Core inflation in the UK remains higher than in the US and the eurozone, but it begins to slow more sharply more so. It is noteworthy that the country eased its COVID-19 restrictions later than its peers.
GDP has been revised sharply higher and is now almost 2% above its pre-pandemic level, on par with France, Japan, and Spain, even better than in Germany. The final S&P Global/CIPS UK PMI also was revised higher last week.
Current market pricing shows reflects a 75% chance of a 25-bp BOE rate cut in May, and they are fully pricing one such cut by June, while a 25-bp ECB cut has been priced by April.

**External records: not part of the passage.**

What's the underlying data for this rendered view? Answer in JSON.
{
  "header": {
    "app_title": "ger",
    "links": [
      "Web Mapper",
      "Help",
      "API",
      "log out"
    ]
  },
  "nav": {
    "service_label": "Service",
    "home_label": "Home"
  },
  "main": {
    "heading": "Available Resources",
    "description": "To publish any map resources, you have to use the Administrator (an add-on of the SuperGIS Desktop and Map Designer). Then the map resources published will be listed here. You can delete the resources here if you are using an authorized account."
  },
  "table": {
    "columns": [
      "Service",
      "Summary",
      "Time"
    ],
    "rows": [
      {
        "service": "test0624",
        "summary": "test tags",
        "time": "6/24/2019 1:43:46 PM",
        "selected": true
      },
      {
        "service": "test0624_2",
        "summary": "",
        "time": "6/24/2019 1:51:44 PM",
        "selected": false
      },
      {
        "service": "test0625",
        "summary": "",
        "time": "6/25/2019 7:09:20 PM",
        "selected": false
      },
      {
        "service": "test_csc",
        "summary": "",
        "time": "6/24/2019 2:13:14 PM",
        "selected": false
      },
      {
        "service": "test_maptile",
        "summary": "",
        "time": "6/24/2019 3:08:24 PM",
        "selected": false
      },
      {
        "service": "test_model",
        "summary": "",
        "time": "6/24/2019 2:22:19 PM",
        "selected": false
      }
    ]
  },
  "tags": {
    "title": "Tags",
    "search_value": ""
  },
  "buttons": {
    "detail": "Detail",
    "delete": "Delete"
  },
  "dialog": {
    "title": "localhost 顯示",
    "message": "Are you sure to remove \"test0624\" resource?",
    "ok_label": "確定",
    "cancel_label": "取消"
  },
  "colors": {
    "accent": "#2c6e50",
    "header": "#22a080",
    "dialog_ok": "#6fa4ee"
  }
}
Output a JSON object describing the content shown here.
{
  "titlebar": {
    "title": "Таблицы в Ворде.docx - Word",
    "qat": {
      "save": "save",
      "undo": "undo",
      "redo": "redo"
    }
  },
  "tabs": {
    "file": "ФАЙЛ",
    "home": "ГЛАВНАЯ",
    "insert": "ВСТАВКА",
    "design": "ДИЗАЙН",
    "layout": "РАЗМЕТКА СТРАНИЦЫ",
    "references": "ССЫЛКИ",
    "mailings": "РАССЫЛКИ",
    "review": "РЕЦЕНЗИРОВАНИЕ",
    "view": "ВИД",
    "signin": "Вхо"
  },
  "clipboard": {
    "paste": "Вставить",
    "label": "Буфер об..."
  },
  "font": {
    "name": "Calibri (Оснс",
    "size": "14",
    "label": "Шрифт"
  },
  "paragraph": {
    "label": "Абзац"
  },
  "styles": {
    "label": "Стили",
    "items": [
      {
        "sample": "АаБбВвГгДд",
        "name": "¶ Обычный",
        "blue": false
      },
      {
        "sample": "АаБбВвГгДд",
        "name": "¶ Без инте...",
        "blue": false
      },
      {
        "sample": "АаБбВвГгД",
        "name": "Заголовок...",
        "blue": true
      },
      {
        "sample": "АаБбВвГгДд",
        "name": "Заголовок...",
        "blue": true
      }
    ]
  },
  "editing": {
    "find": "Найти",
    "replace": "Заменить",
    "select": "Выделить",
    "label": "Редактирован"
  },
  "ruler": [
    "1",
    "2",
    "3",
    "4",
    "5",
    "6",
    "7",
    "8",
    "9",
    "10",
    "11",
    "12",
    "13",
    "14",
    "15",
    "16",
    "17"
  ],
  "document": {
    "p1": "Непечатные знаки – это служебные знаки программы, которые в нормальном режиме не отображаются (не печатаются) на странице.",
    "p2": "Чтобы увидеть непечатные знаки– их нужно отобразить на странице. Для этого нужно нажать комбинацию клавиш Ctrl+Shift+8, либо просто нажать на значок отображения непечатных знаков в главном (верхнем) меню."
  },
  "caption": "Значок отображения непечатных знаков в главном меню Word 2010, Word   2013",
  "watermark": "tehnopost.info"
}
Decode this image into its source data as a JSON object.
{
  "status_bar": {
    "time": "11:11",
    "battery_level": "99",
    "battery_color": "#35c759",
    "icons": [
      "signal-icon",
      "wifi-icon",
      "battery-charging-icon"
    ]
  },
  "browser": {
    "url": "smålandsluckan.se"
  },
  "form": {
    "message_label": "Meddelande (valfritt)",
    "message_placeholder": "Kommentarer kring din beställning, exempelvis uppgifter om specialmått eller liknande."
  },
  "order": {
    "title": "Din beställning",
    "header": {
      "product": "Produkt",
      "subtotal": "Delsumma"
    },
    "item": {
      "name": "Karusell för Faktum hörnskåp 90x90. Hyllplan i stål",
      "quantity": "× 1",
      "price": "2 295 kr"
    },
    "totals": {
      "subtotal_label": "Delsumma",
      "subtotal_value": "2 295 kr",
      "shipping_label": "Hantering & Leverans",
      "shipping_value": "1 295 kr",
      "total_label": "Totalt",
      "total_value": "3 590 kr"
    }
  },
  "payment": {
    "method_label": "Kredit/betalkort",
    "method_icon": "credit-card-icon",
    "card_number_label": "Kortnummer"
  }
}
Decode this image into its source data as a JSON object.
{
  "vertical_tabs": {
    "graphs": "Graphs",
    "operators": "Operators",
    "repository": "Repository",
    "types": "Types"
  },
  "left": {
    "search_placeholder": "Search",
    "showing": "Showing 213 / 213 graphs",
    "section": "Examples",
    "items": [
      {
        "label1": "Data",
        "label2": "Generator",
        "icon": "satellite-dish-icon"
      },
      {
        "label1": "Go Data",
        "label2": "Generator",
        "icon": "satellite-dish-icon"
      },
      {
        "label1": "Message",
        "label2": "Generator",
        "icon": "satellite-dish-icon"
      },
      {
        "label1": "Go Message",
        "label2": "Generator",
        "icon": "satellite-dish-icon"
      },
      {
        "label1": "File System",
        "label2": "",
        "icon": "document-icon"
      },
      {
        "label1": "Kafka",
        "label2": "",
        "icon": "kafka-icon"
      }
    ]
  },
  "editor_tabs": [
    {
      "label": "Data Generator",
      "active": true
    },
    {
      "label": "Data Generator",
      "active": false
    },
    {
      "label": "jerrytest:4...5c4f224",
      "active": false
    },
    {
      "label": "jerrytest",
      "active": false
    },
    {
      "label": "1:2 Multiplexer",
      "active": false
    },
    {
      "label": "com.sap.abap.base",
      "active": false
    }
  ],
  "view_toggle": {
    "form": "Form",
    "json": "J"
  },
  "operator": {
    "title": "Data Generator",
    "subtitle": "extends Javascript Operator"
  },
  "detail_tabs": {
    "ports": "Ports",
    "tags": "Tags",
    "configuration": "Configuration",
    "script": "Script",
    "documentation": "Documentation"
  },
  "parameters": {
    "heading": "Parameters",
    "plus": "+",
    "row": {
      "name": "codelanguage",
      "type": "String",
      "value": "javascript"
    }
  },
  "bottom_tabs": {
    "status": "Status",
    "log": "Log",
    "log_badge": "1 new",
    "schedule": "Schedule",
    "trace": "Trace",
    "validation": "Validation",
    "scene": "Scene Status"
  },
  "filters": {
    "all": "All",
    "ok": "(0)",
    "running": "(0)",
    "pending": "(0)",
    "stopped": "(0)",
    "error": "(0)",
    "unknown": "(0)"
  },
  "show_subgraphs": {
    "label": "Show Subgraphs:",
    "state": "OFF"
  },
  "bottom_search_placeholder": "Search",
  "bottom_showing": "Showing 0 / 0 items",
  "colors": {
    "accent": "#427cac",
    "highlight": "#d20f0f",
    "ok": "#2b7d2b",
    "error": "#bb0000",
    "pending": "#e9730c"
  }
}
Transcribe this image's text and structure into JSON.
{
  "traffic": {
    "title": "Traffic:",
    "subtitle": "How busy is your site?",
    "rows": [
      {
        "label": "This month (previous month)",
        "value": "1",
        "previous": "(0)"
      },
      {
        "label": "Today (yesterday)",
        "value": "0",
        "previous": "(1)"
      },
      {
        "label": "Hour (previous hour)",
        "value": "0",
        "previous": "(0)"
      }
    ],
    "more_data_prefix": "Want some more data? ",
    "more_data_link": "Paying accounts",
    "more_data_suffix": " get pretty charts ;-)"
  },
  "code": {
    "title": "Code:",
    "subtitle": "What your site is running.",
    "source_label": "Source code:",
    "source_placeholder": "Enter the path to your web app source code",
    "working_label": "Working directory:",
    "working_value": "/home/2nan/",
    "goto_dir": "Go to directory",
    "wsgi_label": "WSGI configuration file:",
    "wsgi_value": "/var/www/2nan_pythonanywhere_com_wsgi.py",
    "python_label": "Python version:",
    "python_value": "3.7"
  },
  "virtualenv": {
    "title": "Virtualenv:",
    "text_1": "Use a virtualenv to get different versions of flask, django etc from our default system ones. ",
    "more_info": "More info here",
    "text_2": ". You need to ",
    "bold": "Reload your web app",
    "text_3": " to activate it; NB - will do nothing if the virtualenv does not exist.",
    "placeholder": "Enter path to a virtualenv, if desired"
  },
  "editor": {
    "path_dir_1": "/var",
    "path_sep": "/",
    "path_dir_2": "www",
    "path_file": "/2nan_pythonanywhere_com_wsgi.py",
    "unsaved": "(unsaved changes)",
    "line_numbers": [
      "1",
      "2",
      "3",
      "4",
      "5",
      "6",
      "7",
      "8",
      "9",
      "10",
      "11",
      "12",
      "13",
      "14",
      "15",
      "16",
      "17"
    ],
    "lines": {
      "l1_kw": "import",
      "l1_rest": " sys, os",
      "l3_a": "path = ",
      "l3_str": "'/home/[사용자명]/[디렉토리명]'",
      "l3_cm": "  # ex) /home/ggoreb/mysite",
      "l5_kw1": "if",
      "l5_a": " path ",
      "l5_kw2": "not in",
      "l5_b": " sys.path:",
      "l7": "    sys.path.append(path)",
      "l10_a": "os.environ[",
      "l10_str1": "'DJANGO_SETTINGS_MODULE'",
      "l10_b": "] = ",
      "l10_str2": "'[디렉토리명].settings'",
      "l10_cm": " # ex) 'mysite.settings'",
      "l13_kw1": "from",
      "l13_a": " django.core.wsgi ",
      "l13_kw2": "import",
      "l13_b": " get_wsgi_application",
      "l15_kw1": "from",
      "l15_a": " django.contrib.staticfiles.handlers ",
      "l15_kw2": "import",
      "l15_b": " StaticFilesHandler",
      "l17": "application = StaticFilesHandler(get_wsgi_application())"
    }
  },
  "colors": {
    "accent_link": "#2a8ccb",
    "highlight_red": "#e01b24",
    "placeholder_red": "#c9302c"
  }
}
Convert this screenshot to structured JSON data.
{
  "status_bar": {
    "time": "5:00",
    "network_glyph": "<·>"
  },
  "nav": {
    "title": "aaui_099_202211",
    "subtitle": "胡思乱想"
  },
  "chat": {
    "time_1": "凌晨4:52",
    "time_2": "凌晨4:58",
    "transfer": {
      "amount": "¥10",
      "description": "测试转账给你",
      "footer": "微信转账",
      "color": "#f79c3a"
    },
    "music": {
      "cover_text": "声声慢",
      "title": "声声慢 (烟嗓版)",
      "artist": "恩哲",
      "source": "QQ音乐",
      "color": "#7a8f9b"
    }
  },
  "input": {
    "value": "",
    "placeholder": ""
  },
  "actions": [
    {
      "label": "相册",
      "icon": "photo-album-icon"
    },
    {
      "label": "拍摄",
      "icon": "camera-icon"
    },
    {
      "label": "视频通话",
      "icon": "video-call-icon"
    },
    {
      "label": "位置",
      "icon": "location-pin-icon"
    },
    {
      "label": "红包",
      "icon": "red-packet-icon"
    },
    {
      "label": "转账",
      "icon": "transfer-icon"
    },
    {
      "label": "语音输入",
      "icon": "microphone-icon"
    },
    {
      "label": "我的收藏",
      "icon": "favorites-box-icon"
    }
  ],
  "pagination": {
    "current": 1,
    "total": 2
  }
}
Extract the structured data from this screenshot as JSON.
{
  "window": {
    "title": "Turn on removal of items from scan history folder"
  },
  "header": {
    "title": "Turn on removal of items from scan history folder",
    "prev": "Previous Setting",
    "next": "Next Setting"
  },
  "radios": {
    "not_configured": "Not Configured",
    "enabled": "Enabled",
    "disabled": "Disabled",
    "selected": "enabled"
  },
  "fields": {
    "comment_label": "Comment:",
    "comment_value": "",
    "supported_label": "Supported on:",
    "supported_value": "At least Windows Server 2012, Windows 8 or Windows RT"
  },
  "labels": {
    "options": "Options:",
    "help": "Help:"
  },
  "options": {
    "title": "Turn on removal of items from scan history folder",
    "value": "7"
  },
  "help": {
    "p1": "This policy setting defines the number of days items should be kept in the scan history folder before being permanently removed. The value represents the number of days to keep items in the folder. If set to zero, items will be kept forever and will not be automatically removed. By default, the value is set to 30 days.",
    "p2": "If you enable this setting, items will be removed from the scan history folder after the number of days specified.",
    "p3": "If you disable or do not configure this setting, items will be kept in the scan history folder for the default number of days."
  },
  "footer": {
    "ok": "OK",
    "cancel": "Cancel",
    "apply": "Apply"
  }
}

However, according to Governing Council member Boris Vujcic, the ECB is unlikely to lower borrowing costs before the summer due to “a mild cooling, without a recession” while achieving the inflation target.
EUR/GBP has been range-bound since mid-Q2 2023. The risk-reward looks attractive to enter long positions at around 0.8500 if it continues to head towards the lower end of the band.